In Preussen konnte ein Chirurg nur dann approbiert werden, wenn er einen Lehrbrief vorgelegt und mindestens 7 Jahre bei einem Meister, auch als Feldscherer bei der Truppe, gedient hatte und nach einem Operationskurs von dem Ober-Collegio Medico geprüft wurde.

Seit dem 18. Jahrhundert erfolgte die Einteilung der handwerklich ausgebildeten Chirurgen in 3 Klassen von Wundärzten. Bruch- und Steinoperationen, Starstiche und Amputationen durften nur von den Wundärzten I. Klasse ausgeführt werden.

Aus dem Stand der Bader und Barbiere entwickelten sich Spezialisten, die häufig durch Umherziehen ihre Praxis ausübten: Okulisten (Augenärzte) und Chiropraktiker (Knochenärzte), Bruch- und Steinschneider. Perückenmacher haben sich seit dem 19. Jahrhundert als Damenfriseure betätigt, und Barbiere ließen sich zunehmend als Herrenfriseure nieder.

 

Bäcker

Bäcker Zunftwappen

Bäcker
Zunftwappen

Auch Weissbäcker, Falder, Semmler (Weissbrot- und Kuchenbäcker), Fastbäcker, Grobbäcker, Rockener, Schwarzbäcker (Bäcker von Roggenbrot), Hiepenbäcker (Bäcker von Oblatenkuchen), Kiechler, Küchler, Lebzelter, Losbäcker, Pfister, Placzbeck (Hersteller von Kuchen und Feingebäck), Revenirer (Zuckerbäcker).

Auf dem Lande wurde das Brot von den Bauern gemeinsam an festgelegten Tagen im Gemeindeofen gebacken. Die Reihenfolge wurde durch das Los bestimmt. Die Einwohner der Städte mussten mit diesem Nahrungsmittel durch die Bäcker versorgt werden. Qualität und Gewicht wurde vom Magistrat überwacht, der Brotpreis wurde durch Taxen festgelegt. Die Bäckermeister wurden nach den eingesetzten Rohstoffen oder ihren Produkten bezeichnet. Die Zahl der Backstellen wurde zur Existenzsicherung begrenzt.
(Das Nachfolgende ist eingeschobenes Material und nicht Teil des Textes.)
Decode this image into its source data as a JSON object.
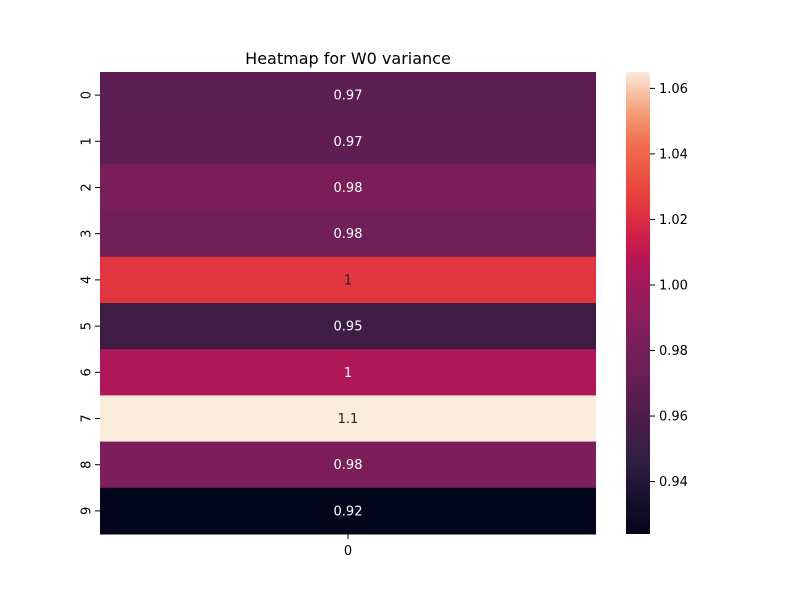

Lehrjungen wurden 2 Jahre ausgebildet und mussten anschließend mindestens 2 Jahre auf Wanderschaft gehen. Diese Wanderzeit wurde den Söhnen von Bäckermeistern häufig geschenkt. Sie konnten die Gesellenzeit in der Backstube des Vaters absolvieren.

Mit dem Gesuch, sein Meisterstück abzulegen, musste er einen untadeligen Lebenswandel und einen eigenen Backofen nachweisen. Erst dann erfolgte die Zulassung zur Prüfung. Dem Gesellen wurden 3 Backstellen vorgeschlagen, unter denen er 1 auswählen konnte. Sein Meisterstück wurde von den Zunftmeistern im Beisein eines Ratsmitgliedes beurteilt. Nach bestandener Prüfung wurde der neue Meister vereidigt und in die Zunft aufgenommen.

 

Bauer

Tageloehner

Tagelöhner

Auch Abbauer (Pächter mit kleinem Eigenbesitz) Ackerer, Anspänner (Vollbauer oder Tagelöhner, der die Pferde pflegt), Baumann, Beständer (Pächter), Einspänner (Vollbauer), Häusler (Kleinbauer mit einem Haus und wenig Land), Hintersasse (Kleinbauer), Köllmer (Grossbauer), Kolonist (Siedler), Kossath, Kossöt, Kotsasse, Kötter (Kleinbauer), Landwirt, Tropfhäusler (Kleinstbauer).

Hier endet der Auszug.